Krohn was open to unusual presentations like “The Nutcracker on Ice” featuring Olympic figure skating champion Dorothy Hamill in 1989.
“The first year we couldn’t sell tickets fast enough,” he said. “The second year we brought the exact same show and people didn’t want to see it again. We put in hundreds of thousands of dollars because Dorothy had to hire her great skaters, there were sets and we had to bring ice in the floor of the Orpheum. “
Krohn refused to pay Hamill his full fees, a message he delivered ahead of the final performance.
“It was painful,” he said. “And I don’t think Dorothy Hamill will ever speak to me again. Worse things have happened.”
Highlights of Krohn’s career
First show: Gordon Lightfoot, January 23, 1972, O’Shaughnessy Auditorium.
Last issue: Max Raabe, April 21, 2018, Pantages Theater.

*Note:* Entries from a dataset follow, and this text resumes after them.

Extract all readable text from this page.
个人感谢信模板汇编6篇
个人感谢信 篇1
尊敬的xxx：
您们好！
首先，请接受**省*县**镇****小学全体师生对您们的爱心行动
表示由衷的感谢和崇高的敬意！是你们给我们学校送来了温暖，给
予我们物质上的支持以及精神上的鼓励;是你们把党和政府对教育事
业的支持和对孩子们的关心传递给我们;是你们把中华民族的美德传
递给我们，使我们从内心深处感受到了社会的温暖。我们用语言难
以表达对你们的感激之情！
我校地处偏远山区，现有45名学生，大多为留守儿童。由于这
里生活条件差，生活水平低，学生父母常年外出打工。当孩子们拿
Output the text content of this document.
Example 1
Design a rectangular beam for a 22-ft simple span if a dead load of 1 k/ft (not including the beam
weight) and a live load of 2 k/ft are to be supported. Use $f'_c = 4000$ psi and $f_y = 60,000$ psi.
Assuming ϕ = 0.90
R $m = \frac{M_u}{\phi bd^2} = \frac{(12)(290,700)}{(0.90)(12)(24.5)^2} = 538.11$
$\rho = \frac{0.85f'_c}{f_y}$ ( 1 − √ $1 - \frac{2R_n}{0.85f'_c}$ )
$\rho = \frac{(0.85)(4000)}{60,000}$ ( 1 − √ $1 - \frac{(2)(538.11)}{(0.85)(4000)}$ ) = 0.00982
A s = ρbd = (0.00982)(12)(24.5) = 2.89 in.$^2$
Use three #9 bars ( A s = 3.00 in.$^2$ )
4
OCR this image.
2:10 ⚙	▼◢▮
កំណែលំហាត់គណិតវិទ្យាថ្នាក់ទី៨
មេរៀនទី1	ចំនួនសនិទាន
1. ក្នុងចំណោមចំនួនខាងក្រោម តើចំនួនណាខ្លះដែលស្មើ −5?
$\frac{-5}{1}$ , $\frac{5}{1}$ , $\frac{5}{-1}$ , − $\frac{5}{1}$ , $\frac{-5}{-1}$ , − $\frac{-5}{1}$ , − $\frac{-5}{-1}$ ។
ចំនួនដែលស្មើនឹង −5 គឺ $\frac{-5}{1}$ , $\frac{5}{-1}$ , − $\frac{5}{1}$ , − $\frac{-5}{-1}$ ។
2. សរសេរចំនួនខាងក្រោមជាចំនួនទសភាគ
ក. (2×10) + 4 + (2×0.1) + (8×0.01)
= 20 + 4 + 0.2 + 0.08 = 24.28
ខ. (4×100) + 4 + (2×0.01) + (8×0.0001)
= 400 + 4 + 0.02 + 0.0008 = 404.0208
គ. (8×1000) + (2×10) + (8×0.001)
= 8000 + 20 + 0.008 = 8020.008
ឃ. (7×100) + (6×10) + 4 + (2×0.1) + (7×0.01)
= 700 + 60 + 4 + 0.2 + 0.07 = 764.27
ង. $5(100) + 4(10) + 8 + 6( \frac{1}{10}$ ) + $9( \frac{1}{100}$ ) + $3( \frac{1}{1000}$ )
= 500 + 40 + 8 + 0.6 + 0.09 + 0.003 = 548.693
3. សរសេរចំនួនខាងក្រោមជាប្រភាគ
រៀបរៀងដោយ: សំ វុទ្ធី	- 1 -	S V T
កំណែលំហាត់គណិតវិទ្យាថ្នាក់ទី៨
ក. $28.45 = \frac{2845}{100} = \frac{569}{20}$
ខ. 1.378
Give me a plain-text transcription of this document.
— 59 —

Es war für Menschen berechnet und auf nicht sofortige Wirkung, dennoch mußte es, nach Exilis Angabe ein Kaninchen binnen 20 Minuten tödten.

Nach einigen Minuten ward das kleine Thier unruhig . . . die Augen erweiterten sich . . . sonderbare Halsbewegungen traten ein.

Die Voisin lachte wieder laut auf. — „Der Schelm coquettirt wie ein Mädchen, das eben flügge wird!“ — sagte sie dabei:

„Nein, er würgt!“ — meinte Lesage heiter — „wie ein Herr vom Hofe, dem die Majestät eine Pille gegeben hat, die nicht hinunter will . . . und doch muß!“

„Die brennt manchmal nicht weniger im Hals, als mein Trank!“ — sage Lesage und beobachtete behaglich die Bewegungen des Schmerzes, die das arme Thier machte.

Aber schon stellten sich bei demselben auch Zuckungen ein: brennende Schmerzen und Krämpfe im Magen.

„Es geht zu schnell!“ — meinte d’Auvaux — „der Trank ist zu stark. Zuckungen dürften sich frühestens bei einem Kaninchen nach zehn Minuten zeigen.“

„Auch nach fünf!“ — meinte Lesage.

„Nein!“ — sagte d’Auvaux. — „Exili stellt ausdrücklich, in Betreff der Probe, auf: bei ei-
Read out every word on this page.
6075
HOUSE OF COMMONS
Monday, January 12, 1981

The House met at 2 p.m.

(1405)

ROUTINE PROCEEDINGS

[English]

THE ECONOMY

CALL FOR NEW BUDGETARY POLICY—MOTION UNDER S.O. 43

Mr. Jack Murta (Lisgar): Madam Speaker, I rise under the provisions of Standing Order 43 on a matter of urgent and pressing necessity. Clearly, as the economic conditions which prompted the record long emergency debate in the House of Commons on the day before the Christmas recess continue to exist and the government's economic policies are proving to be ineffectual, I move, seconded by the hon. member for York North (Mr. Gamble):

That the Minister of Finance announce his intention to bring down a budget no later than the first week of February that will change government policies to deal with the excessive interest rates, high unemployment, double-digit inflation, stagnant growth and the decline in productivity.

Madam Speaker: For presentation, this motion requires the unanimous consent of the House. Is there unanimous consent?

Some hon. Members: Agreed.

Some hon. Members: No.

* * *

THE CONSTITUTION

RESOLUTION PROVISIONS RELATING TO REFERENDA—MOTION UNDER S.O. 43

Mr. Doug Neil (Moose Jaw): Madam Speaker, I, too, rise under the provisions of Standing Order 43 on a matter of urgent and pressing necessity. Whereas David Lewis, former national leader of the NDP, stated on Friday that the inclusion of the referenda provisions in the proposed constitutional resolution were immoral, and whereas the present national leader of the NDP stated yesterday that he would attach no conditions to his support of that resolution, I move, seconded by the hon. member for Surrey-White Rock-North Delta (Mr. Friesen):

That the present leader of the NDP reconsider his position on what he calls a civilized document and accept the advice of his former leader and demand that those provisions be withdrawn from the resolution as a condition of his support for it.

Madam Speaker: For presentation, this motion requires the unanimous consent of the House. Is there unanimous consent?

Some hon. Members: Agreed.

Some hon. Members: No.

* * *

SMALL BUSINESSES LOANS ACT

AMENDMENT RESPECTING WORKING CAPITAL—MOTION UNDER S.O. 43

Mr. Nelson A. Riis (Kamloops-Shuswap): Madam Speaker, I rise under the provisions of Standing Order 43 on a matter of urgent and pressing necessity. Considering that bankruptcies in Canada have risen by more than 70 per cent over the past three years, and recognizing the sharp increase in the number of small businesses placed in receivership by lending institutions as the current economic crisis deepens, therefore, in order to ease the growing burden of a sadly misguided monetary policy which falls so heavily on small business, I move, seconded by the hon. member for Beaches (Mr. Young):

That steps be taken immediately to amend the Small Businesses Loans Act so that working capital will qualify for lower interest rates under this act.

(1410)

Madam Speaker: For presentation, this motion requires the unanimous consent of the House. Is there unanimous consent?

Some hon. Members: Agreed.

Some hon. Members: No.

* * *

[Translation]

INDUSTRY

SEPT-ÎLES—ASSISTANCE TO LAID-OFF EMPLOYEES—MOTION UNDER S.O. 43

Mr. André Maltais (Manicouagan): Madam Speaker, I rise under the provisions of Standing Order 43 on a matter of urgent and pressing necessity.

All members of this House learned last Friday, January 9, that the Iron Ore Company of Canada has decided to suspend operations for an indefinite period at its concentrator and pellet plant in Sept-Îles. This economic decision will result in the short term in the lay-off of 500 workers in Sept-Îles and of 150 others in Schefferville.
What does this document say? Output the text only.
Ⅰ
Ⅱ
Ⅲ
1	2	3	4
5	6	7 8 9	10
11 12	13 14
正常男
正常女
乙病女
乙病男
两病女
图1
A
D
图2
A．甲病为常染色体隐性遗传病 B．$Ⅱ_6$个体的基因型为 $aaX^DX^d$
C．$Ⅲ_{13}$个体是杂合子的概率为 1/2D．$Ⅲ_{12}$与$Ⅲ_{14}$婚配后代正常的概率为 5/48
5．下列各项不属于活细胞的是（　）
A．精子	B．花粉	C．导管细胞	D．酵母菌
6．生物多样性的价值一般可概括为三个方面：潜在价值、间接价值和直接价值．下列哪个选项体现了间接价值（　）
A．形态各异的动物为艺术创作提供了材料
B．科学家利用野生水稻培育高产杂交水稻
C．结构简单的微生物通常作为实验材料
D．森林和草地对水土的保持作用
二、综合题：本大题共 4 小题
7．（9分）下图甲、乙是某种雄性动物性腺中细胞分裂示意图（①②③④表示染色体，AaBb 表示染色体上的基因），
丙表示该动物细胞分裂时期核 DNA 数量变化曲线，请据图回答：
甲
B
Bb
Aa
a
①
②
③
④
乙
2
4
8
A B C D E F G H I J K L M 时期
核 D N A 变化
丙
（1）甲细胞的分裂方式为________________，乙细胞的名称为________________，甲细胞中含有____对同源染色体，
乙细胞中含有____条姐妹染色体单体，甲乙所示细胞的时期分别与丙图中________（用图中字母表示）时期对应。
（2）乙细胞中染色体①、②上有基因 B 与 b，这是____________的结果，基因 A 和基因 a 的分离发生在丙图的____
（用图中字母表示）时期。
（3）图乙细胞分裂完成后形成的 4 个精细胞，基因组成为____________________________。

The most profitable: “Riverdance”, presented for 10 races between 1997 and 2016.
Biggest loss: $ 150,000 for Dorothy Hamill’s “Nutcracker on Ice” in 1990.
Best concert artist he presented: Tom is waiting.
The biggest thrill: World premiere of “The Lion King”.
Most Unforgettable Character: Broadway press agent Horace Greeley McNab. “He was short, mustached, and dapper, and came to town for ‘A Chorus Line’ in 1979 with more wardrobe changes than any other cast in the series.”